NovelToon NovelToon

Ketika Mantan Istri Mas Kapten, Hadir

Bab 1 Kedatangan Mantan Istri Dana

     Ketika tubuhnya baru saja tiba di depan pintu rumah, Nala merasa heran. Di teras rumah itu terdapat dua pasang sendal perempuan yang masih asing baginya. Apakah sedang ada tamu? Pikirnya.

     Suara celotehan dan cekikikan manja terdengar sangat jelas dari dalam ruang tamu rumah itu. Nala semakin mempertajam pendengarannya. Ada dua suara perempuan berbeda generasi, yakni suara perempuan dewasa dan anak remaja.

     "Raina senang liburan di sini bersama Papa." Suara anak remaja itu terdengar girang diakhiri tawa.

     "Tentu saja, karena ini libur panjang. Jadi, kamu harus menikmati kebersamaan dengan papa kamu. Selama liburan, kamu tinggal di sini bersama papa kamu," balas suara perempuan dewasa terdengar tidak canggung lagi.

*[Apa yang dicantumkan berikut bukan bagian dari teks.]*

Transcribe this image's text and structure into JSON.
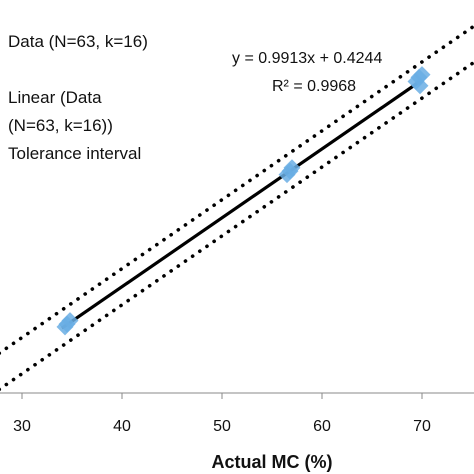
{
  "chart_data": {
    "type": "scatter",
    "xlabel": "Actual MC (%)",
    "ylabel": "",
    "xlim": [
      28,
      76
    ],
    "ylim": [
      25,
      80
    ],
    "xticks": [
      30,
      40,
      50,
      60,
      70
    ],
    "legend": [
      "Data (N=63, k=16)",
      "Linear (Data (N=63, k=16))",
      "Tolerance interval"
    ],
    "legend_lines": [
      "Data (N=63, k=16)",
      "Linear (Data",
      "(N=63, k=16))",
      "Tolerance interval"
    ],
    "legend_position": "top-left",
    "equation": "y = 0.9913x + 0.4244",
    "r_squared": "R² = 0.9968",
    "fit": {
      "slope": 0.9913,
      "intercept": 0.4244,
      "x_range": [
        34,
        70
      ]
    },
    "tolerance_offset": 2.6,
    "tolerance_x_range": [
      27,
      76
    ],
    "points": [
      {
        "x": 34.5,
        "y": 34.7
      },
      {
        "x": 34.8,
        "y": 35.2
      },
      {
        "x": 34.3,
        "y": 34.3
      },
      {
        "x": 56.8,
        "y": 56.7
      },
      {
        "x": 56.5,
        "y": 56.2
      },
      {
        "x": 57.0,
        "y": 57.2
      },
      {
        "x": 69.4,
        "y": 69.6
      },
      {
        "x": 69.7,
        "y": 70.2
      },
      {
        "x": 69.8,
        "y": 69.0
      },
      {
        "x": 70.0,
        "y": 70.6
      }
    ],
    "colors": {
      "points": "#6aaee4",
      "fit": "#000000",
      "tolerance": "#000000",
      "axis": "#888888"
    }
  }
}
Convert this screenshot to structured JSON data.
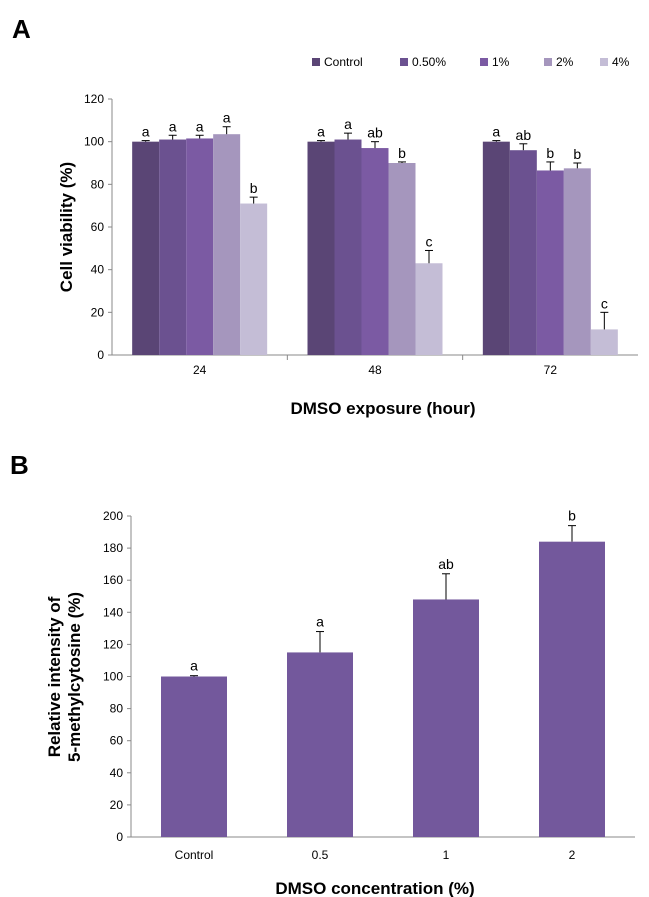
{
  "chart_data": [
    {
      "panel": "A",
      "type": "bar",
      "categories": [
        "24",
        "48",
        "72"
      ],
      "xlabel": "DMSO exposure (hour)",
      "ylabel": "Cell viability (%)",
      "ylim": [
        0,
        120
      ],
      "yticks": [
        0,
        20,
        40,
        60,
        80,
        100,
        120
      ],
      "legend_position": "top-right",
      "series": [
        {
          "name": "Control",
          "color": "#5a4575",
          "values": [
            100,
            100,
            100
          ],
          "errors": [
            0.5,
            0.5,
            0.5
          ],
          "labels": [
            "a",
            "a",
            "a"
          ]
        },
        {
          "name": "0.50%",
          "color": "#6b5190",
          "values": [
            101,
            101,
            96
          ],
          "errors": [
            2,
            3,
            3
          ],
          "labels": [
            "a",
            "a",
            "ab"
          ]
        },
        {
          "name": "1%",
          "color": "#7b5aa3",
          "values": [
            101.5,
            97,
            86.5
          ],
          "errors": [
            1.5,
            3,
            4
          ],
          "labels": [
            "a",
            "ab",
            "b"
          ]
        },
        {
          "name": "2%",
          "color": "#a596bd",
          "values": [
            103.5,
            90,
            87.5
          ],
          "errors": [
            3.5,
            0.5,
            2.5
          ],
          "labels": [
            "a",
            "b",
            "b"
          ]
        },
        {
          "name": "4%",
          "color": "#c4bdd6",
          "values": [
            71,
            43,
            12
          ],
          "errors": [
            3,
            6,
            8
          ],
          "labels": [
            "b",
            "c",
            "c"
          ]
        }
      ]
    },
    {
      "panel": "B",
      "type": "bar",
      "categories": [
        "Control",
        "0.5",
        "1",
        "2"
      ],
      "values": [
        100,
        115,
        148,
        184
      ],
      "errors": [
        0.5,
        13,
        16,
        10
      ],
      "labels": [
        "a",
        "a",
        "ab",
        "b"
      ],
      "color": "#73589c",
      "xlabel": "DMSO concentration (%)",
      "ylabel": [
        "Relative intensity of",
        "5-methylcytosine (%)"
      ],
      "ylim": [
        0,
        200
      ],
      "yticks": [
        0,
        20,
        40,
        60,
        80,
        100,
        120,
        140,
        160,
        180,
        200
      ]
    }
  ]
}
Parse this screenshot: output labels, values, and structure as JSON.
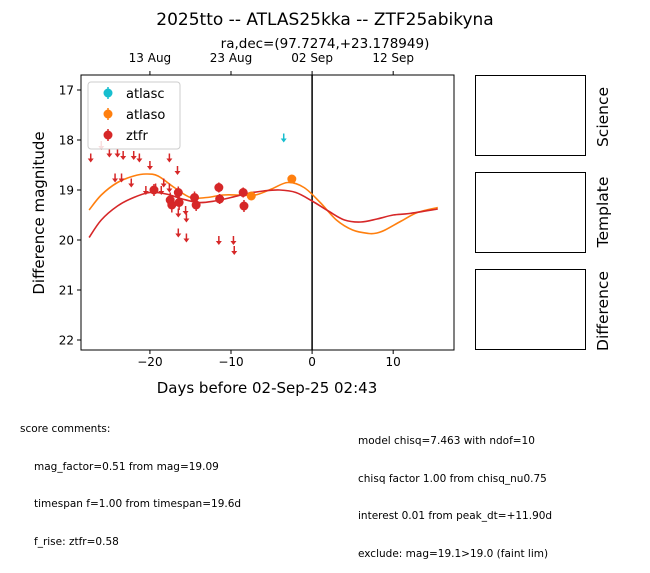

     "Siapakah mereka? Dari obrolannya sih bisa ditebak kalau anak perempuan itu anaknya Mas Dana. Dan perempuan itu? Jangan katakan itu mantan istrinya," batin Nala seraya mulai melangkahkan kaki ke dalam lalu mengucap salam.

     "Assalamualaikum."

     Nala mengucap salam sembari membuka pintu depan lebar-lebar. Semua yang ada di dalam, menoleh ke arah Nala. Reaksinya berbeda-beda, ada yang terkejut ada juga yang datar.

     "Wa'alaikumsalam. Sayang, kamu baru pulang?" Salam Nala disambut Dana sang suami yang tadi sempat terkejut saat melihat kedatangan Nala.

     "Iya, Mas."

     Nala meletakkan kantong kresek yang dibawanya, di lantai. Matanya dialihkan pada dua orang perempuan berbeda generasi. Anak remaja yang duduk di samping perempuan dewasa itu, sudah Nala kenal, dia Raina anak kandung suaminya. Sementara perempuan di samping Raina, Nala yakini sebagai mantan istri dari suaminya, sebab wajah Raina begitu mirip dengan perempuan itu.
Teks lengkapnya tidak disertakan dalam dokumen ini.